I stopped stealing then but my preoccupation with finding things remains to this day. A preoccupation, ever on the alert to find something no one else wants. Only I see the value in it.
Later that evening my husband examined the ring. Back in the bedsit on the outskirts of London where we kept to our single room. The bed wore nylon sheets and pillow slips, the sort you slide off if your nightclothes are slinky. A silk nightie on nylon and in no time you’re on the floor. Economic sheets, my husband reasoned. Wash and wear in this inhospitable climate. And they’d take up less space in the washing machine. Still, they gave off an unpleasant stink, as though the imprint of the many bodies that had once rested on them was still there lingering among the fibres.
‘It has no internal engravings,’ my husband said. He bit into the side of the metal. ‘It’s not gold.

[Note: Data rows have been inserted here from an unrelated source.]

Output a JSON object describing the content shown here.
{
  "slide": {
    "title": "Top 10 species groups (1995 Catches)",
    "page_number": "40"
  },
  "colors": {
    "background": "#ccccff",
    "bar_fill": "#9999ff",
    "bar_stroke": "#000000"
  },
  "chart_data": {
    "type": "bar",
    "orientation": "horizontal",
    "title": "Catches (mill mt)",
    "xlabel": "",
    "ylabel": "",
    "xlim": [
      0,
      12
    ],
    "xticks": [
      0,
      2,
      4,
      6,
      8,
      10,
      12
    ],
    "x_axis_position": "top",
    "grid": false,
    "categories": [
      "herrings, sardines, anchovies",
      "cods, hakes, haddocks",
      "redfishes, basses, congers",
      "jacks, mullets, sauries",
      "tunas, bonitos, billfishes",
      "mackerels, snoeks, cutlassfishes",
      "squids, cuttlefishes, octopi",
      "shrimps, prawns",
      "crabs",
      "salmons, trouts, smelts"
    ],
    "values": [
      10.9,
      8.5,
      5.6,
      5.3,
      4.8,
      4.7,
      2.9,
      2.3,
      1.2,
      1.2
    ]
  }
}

Some sort of cast. Not worth anything.’
Easy come, easy go, as the saying goes, or in my case, not so easily gone. I was crushed. All the way home from Piccadilly rattling along in a train through the underground I had envisaged this huge treasure weighing down my pocket. I imagined I had found value enough to pay for our trip and more.

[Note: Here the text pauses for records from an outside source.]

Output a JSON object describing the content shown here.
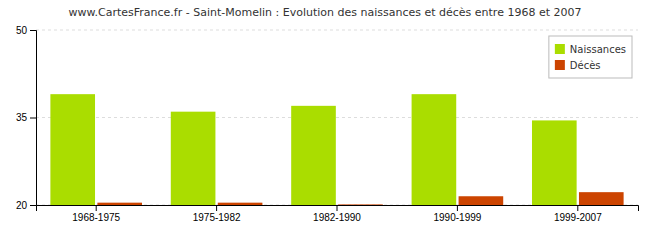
{
  "chart_data": {
    "type": "bar",
    "title": "www.CartesFrance.fr - Saint-Momelin : Evolution des naissances et décès entre 1968 et 2007",
    "categories": [
      "1968-1975",
      "1975-1982",
      "1982-1990",
      "1990-1999",
      "1999-2007"
    ],
    "series": [
      {
        "name": "Naissances",
        "color": "#aadd00",
        "values": [
          39,
          36,
          37,
          39,
          34.5
        ]
      },
      {
        "name": "Décès",
        "color": "#cc4400",
        "values": [
          20.4,
          20.4,
          20.1,
          21.5,
          22.2
        ]
      }
    ],
    "ylim": [
      20,
      50
    ],
    "yticks": [
      20,
      35,
      50
    ],
    "grid": true,
    "legend": "upper right"
  }
}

I slid my disappointment up my sleeve with the soggy tissues I used to wipe my wet nose in this cold country and looked forward to the next leg of our journey to France, to Strasbourg where we would meet my aunt and uncle and stay in a hotel whose beds would surely only use the finest linen sheets, and the ground, although cold, might offer up other treasures.
There on the train station, late at night, as we shivered in wait for the train that would carry us on our final leg I recognised the tell-tale colours of a scrunched-up piece of paper that could only be of monetary value. Only it turned out to be a Russian note to the value of two dollars Australian. By this time I considered my luck had finally run out. In places so far from home.
I had not known till then that to travel is to fill yourself with hope and expectations of all the wonderful things that might happen. All the amazing sights you might see. The extraordinary people you might meet. The return to your ancestors and their origins only to find none live up to your expectations. As my boss at a counselling agency where I worked, himself a dedicated traveller, once told me, ‘Whenever you travel, you are hellbent on survival. Where you sleep and eat matters more than anything. And every day, there are still twenty-four hours to fill.’
In your imagination time runs past in a flash, but in truth travelling is harder than being stationary in a familiar place. When you travel you are uprooted regularly and as much as you might choose this upheaval, it challenges your vestibular system to stay straight, to keep your head steady and your limbs intact.
If you ask me therefore, I tell you now, there is no value in travel other than the crystallisation of unrealised dreams. And a relentless search to find another you elsewhere. Which never happens. Wherever you go you take yourself with you.